Though there are no reliable statistics, rape is thought to be exceedingly common in Mexico. It is estimated that at most, one in 10 victims report the crime. Government officials have reported an estimated incidence of about 120,000 to 130,000 rapes per year; but Human Rights Watch women’s rights advocacy director Marianne Mollmann said the real number is probably closer to one million.
In many states sex with a minor is only a crime if the child is “honest” and “chaste,” and in many states the age of consent is 12, 13, 14 or “at puberty” regardless of age. And the criminalizing of incest victims means that incest cases are rarely prosecuted. In 2005, for example, the state of Guanajato investigated a woman for incest after her father, who had been molesting her since age six, reported her to authorities. The woman’s husband told Human Rights Watch that the local public prosecutor threatened to arrest his wife on incest charges.
Women generally have little control of their bodies and sexuality; they are expected to submit unquestioningly to their husbands’ sexual demands. In 1994, the Supreme Court ruled that men could force their wives to have sex for the purpose of procreation. This ruling wasn’t overturned until 2005.
The massive increase in immigration, meanwhile, has meant many women are infected with HIV or other sexually transmitted diseases when their husbands come home after working in the U.S. and having unprotected sex with prostitutes or others.

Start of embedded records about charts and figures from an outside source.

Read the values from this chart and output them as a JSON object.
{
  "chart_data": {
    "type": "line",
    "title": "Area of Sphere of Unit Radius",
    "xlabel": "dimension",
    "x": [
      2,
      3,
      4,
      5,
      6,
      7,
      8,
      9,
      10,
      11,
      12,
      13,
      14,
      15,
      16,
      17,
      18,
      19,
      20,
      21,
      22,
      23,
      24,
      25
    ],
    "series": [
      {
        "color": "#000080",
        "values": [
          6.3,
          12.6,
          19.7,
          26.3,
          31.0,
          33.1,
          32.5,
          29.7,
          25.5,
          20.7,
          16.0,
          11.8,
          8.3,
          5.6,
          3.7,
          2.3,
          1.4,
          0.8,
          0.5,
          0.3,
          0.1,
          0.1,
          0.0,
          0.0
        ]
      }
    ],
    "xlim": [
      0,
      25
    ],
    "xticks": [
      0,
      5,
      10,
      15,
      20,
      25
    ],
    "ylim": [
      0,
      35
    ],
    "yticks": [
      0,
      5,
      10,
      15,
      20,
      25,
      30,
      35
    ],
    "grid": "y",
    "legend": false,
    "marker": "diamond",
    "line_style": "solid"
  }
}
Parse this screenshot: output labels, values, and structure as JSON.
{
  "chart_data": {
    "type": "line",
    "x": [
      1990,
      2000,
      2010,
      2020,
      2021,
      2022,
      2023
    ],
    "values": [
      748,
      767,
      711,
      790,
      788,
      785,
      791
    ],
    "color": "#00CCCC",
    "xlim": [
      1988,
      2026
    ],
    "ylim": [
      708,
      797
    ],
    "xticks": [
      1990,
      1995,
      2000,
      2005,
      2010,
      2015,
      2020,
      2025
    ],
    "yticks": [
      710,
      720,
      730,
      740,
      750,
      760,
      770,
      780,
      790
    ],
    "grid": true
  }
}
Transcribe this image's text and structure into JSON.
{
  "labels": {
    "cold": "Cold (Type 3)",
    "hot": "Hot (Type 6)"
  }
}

“A woman can’t ask her husband to use a condom, because that would be like saying she had been with someone else,” said Mollmann. “The ABCs of HIV prevention – abstinence, being faithful, using condoms – don’t apply for these married women because they can’t be abstinent, they are being faithful and they can’t force their husbands to use condoms.”
A 2003 government study found that one in 10 Mexican women suffer physical abuse at the hands of their partners, and 46 percent of women over 15 suffer some kind of abuse (physical or emotional) in their home.
Mollmann noted that outgoing Mexican President Vicente Fox, whose home state is Guanajato, had promised the country would improve rape victims’ access to abortion through, among other things, designing and enforcing clear procedures for victims. Currently, only three of 32 judicial districts have clear procedures for providing abortion to rape victims. But, Mollmann said, it remains to be seen what incoming president Felipe Calderon will do about the issue.
“It’s the state’s obligation, even though it was the old administration that made the promises,” said Mollmann. “The international community needs to pressure the new government to make sure they follow through.”
And Cruz said the larger battle is changing social attitudes, including attitudes among women themselves.
“The church and the government control women’s bodies, but women have no control over their own bodies,” said Cruz. “Abortion is a right, not a crime. We need to make it a socially legitimate option for women.
Kari Lydersen is a freelance writer whose work has appeared in the Washington Post, In These Times, LiP Magazine, Clamor, and The New Standard.